What is superannuation?
- Superannuation is savings for retirement.
- It is paid by your employer into your superannuation account which is held until you reach retirement age
- Everyone in the workforce who is over the age of 18 years and who is paid $450 or more, before tax, per month should have superannuation paid to their account.
- employers are required to make payments every 3 months.
- The amount paid is a minimum of 9.5 % of your base wage – in some situations it is more than this (by agreement between the employer and the employee).
- It is a compulsory entitlement and if you notice that your superannuation has not been paid to your account in a reasonable timeframe, you should gather information and contact the Australian Taxation Office (ATO).
- We should all check our superannuation accounts regularly to make sure that our entitlements have been paid and credited to our account.
- Most superannuation accounts also have a death benefit insurance and a Total & Permanent Disability insurance. The premiums are deducted from your superannuation account balance.
- You can make payments towards superannuation yourself – either before tax or after tax – you should talk to an accountant about what is best for you.
- Most people will be able to access their superannuation between 55 years and 60 years depending on which year you were born.
Can I choose my superannuation fund?
In most cases you can choose a super fund although some employers will only pay into an industry fund.
It can be difficult to decide which fund is best for you, but it is a good idea to consider funds with the lowest fees when deciding with whom to open and account.

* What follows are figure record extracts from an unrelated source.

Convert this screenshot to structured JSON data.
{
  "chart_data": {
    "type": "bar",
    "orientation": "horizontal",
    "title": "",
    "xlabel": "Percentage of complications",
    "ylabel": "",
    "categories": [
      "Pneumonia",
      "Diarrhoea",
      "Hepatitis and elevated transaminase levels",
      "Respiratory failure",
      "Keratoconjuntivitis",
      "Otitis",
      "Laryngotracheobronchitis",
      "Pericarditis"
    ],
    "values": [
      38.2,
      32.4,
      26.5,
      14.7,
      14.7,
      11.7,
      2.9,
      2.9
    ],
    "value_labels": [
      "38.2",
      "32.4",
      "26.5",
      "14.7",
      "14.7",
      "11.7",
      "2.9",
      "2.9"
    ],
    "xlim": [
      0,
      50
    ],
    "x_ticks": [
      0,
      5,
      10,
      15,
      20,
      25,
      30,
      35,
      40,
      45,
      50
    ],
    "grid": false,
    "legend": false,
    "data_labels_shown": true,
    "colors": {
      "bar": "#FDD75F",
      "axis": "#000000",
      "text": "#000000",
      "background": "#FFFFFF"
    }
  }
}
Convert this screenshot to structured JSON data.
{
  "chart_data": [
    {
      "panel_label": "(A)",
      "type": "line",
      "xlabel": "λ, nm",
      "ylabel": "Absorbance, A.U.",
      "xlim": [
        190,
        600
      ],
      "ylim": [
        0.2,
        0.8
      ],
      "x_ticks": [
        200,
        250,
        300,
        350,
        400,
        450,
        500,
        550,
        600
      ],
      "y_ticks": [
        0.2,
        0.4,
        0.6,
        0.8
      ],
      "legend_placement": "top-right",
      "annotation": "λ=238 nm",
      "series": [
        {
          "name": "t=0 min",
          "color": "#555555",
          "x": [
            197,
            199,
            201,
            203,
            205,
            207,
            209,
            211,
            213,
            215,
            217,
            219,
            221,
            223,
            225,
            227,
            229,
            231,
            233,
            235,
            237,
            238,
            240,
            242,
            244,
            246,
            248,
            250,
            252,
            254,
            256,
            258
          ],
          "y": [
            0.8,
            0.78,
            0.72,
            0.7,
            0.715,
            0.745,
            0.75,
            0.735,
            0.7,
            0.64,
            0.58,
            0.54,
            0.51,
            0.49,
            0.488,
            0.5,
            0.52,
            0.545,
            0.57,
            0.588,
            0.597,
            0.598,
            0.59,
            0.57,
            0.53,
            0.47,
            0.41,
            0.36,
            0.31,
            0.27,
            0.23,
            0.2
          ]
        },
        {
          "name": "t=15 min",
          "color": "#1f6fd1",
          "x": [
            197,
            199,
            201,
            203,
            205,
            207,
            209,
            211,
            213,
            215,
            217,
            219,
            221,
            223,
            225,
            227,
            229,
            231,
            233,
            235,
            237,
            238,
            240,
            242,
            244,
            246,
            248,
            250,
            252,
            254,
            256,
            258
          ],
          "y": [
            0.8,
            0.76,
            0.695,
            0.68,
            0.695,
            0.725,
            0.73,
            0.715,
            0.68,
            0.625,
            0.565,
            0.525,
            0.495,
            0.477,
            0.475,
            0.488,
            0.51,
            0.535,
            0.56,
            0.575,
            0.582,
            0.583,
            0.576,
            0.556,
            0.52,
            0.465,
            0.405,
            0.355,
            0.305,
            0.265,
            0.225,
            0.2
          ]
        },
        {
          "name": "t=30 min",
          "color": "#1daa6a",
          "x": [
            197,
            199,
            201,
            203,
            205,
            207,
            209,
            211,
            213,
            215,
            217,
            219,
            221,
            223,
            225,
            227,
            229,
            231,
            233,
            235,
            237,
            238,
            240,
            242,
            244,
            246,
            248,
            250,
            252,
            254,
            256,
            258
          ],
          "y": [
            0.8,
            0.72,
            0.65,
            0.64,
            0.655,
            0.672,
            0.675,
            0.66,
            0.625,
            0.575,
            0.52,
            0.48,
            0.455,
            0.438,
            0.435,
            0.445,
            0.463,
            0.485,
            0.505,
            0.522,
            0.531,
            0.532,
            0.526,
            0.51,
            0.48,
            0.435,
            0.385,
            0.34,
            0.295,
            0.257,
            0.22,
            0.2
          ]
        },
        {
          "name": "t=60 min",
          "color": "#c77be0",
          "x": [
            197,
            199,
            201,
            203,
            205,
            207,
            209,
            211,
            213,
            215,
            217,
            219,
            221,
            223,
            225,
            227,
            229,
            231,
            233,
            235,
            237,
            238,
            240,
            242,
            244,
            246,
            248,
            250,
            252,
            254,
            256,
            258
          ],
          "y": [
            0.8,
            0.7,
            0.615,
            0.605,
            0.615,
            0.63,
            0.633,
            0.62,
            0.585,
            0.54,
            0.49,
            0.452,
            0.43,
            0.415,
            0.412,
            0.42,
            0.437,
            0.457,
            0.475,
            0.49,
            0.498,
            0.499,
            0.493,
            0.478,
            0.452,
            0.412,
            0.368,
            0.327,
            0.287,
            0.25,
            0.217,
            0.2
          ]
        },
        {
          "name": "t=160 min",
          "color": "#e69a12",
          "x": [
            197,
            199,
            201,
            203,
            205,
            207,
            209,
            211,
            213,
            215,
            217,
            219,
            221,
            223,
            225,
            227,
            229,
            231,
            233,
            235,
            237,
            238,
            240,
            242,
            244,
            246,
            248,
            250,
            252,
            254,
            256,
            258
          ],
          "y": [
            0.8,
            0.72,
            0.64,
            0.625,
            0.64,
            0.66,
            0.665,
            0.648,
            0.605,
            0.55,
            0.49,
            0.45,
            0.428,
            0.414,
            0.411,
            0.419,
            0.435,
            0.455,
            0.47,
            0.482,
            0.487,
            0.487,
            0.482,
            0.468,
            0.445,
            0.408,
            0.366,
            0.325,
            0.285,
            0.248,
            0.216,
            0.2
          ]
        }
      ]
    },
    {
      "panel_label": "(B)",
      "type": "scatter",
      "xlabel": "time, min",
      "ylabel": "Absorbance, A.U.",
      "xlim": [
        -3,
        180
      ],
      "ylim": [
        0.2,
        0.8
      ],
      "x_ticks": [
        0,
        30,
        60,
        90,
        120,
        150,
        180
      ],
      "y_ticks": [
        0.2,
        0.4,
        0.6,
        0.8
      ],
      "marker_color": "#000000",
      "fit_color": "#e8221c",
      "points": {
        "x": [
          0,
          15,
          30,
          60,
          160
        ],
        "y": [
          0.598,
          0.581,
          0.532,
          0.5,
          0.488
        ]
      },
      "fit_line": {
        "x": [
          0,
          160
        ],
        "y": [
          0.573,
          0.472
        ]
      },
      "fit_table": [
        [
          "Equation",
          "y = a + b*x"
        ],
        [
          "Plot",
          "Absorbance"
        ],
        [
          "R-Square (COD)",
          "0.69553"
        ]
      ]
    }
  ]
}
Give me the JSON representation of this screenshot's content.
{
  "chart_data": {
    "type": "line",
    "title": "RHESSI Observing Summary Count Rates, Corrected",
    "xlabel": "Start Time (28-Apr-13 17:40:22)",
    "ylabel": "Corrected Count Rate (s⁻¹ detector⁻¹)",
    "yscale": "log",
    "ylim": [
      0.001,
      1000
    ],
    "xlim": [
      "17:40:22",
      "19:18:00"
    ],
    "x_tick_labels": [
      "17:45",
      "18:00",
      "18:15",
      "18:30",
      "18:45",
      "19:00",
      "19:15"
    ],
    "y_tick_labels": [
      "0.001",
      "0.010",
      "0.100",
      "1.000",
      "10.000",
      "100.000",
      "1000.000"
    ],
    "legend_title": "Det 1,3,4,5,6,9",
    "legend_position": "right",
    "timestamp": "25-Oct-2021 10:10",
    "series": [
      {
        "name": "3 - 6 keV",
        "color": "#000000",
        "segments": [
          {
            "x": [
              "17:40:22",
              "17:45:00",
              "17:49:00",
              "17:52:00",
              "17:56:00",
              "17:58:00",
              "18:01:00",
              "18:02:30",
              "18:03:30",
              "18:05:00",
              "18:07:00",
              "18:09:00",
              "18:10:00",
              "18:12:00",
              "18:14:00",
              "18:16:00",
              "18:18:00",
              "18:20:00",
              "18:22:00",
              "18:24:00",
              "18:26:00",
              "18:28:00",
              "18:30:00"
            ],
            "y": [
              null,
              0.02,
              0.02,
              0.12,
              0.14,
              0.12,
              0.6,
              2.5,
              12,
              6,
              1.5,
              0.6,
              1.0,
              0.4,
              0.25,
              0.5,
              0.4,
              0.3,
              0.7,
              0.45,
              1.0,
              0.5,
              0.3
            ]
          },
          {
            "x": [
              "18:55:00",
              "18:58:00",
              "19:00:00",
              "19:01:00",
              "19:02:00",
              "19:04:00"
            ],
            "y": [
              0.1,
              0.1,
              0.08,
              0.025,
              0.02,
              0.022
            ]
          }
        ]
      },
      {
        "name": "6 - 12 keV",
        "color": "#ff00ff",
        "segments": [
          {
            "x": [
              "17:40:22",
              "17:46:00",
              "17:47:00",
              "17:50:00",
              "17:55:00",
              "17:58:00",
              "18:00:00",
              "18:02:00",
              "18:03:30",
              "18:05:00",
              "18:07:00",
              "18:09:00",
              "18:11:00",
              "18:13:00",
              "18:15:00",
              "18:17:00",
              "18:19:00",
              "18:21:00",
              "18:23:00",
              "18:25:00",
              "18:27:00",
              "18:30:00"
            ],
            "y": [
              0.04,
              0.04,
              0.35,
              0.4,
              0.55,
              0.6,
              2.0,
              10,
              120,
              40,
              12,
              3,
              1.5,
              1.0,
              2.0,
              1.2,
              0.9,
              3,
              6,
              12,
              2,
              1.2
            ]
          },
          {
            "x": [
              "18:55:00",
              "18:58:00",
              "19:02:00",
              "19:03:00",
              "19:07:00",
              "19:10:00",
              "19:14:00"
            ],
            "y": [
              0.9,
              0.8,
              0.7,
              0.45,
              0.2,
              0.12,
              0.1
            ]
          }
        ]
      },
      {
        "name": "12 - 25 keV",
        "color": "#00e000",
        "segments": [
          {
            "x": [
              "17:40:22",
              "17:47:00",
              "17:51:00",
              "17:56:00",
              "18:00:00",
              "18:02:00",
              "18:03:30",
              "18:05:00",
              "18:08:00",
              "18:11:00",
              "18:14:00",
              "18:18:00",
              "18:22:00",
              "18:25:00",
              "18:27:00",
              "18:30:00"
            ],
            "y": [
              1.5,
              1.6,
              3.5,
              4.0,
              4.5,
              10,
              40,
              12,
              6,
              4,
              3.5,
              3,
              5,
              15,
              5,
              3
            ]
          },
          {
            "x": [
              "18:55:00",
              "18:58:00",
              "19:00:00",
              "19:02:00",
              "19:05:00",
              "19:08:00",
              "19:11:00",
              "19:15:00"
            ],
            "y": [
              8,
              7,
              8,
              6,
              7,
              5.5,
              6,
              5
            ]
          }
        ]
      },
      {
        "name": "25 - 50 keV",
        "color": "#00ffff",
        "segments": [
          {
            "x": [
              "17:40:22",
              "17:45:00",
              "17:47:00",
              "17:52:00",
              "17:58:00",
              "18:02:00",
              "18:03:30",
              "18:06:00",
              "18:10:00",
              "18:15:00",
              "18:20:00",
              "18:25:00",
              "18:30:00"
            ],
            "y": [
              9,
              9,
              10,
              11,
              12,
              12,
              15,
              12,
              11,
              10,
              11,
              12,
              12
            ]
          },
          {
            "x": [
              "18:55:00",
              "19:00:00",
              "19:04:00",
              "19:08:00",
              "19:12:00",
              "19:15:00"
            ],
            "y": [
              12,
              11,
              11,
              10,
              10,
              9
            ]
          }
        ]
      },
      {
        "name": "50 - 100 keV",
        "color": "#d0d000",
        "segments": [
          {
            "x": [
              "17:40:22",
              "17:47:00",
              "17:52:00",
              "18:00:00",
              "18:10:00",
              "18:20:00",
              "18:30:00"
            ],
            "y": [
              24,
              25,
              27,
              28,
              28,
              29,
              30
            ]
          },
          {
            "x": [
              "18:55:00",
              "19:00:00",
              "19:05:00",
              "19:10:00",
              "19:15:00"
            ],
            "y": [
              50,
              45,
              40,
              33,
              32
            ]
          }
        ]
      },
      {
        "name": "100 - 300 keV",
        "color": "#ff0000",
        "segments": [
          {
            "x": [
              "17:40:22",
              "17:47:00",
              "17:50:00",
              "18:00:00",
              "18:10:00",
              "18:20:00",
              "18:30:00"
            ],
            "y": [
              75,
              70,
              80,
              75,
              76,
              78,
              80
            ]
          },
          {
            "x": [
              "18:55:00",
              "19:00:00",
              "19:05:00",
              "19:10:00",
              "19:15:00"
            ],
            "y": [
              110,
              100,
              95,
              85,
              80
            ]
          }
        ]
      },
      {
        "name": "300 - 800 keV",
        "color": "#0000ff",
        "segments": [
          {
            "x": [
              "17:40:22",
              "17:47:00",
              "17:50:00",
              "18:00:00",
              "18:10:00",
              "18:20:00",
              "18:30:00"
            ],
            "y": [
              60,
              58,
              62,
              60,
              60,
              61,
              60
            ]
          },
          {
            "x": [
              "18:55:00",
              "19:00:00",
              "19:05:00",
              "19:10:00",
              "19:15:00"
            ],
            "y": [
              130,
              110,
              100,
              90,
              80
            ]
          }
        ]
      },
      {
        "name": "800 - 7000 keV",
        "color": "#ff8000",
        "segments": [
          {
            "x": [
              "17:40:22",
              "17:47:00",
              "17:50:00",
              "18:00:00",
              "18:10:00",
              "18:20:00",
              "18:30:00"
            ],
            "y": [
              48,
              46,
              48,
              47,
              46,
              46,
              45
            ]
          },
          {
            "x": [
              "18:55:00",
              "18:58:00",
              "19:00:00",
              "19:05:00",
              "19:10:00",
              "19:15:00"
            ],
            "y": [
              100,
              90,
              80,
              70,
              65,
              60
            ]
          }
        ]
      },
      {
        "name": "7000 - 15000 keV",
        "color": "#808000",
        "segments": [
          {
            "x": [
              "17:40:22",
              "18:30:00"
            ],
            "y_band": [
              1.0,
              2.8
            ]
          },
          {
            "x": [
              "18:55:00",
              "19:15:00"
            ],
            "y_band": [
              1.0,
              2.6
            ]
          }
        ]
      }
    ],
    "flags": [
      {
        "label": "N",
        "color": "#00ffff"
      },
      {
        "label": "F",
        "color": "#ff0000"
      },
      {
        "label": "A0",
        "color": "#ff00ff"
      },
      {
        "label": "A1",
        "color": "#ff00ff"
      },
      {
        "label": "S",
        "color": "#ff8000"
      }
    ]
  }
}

Early release of superannuation is illegal unless you fulfil certain criteria:
- Permanent Incapacity – unable to work due to a medical condition
- Severe Financial Hardship – receipt of certain Centrelink benefits for a continuous period of 26 weeks
- Compassionate grounds - – medical treatment, sever disability – modifications, funeral expenses, house at risk of repossession – different rates and criteria for release
- Terminal Illness
- Permanently leave Australia - International students can apply to access their super if they leave the country permanently.
- First Home Super Saver Scheme
What if I have a complaint?
If you have a complaint about a decision made by the Trustee of your superannuation fund you can lodge a complaint with Australian Finance and Financial Authority (AFCA).
How can a financial counsellor help?
Financial Counsellors help people who are experiencing financial difficulty. They are skilled professionals who will guide you through your options and help you plan your way out of debt.
They may be able to assist you by:
- Doing a full assessment of your financial situation, including regular income and expenditure, assets and liabilities, to help you fully understand your position, create a budget and put a plan into place
- Providing advice on how to negotiate with your creditors, government agencies or other providers
- Negotiating directly with your creditors in certain circumstances
- Providing advice about what options, rights and responsibilities you may have
- Referring you to other services you may need, such as legal services, crisis food and accommodation services, and health services
What can a financial counsellor provide information about?
They can provide information and advice about:
- Credit and debt-related matters
- The rights of debtors
- How to lodge complaints with various ombudsman schemes if you feel you are not being treated fairly and whether you should have been given a loan in the first place
- Working out a realistic payment plan for debts
- How to access other specialist support services, including gambling, family support, personal counselling, legal aid and emergency relief
It’s then up to you to make the decisions about how to manage your situation with the advice you’ve been given.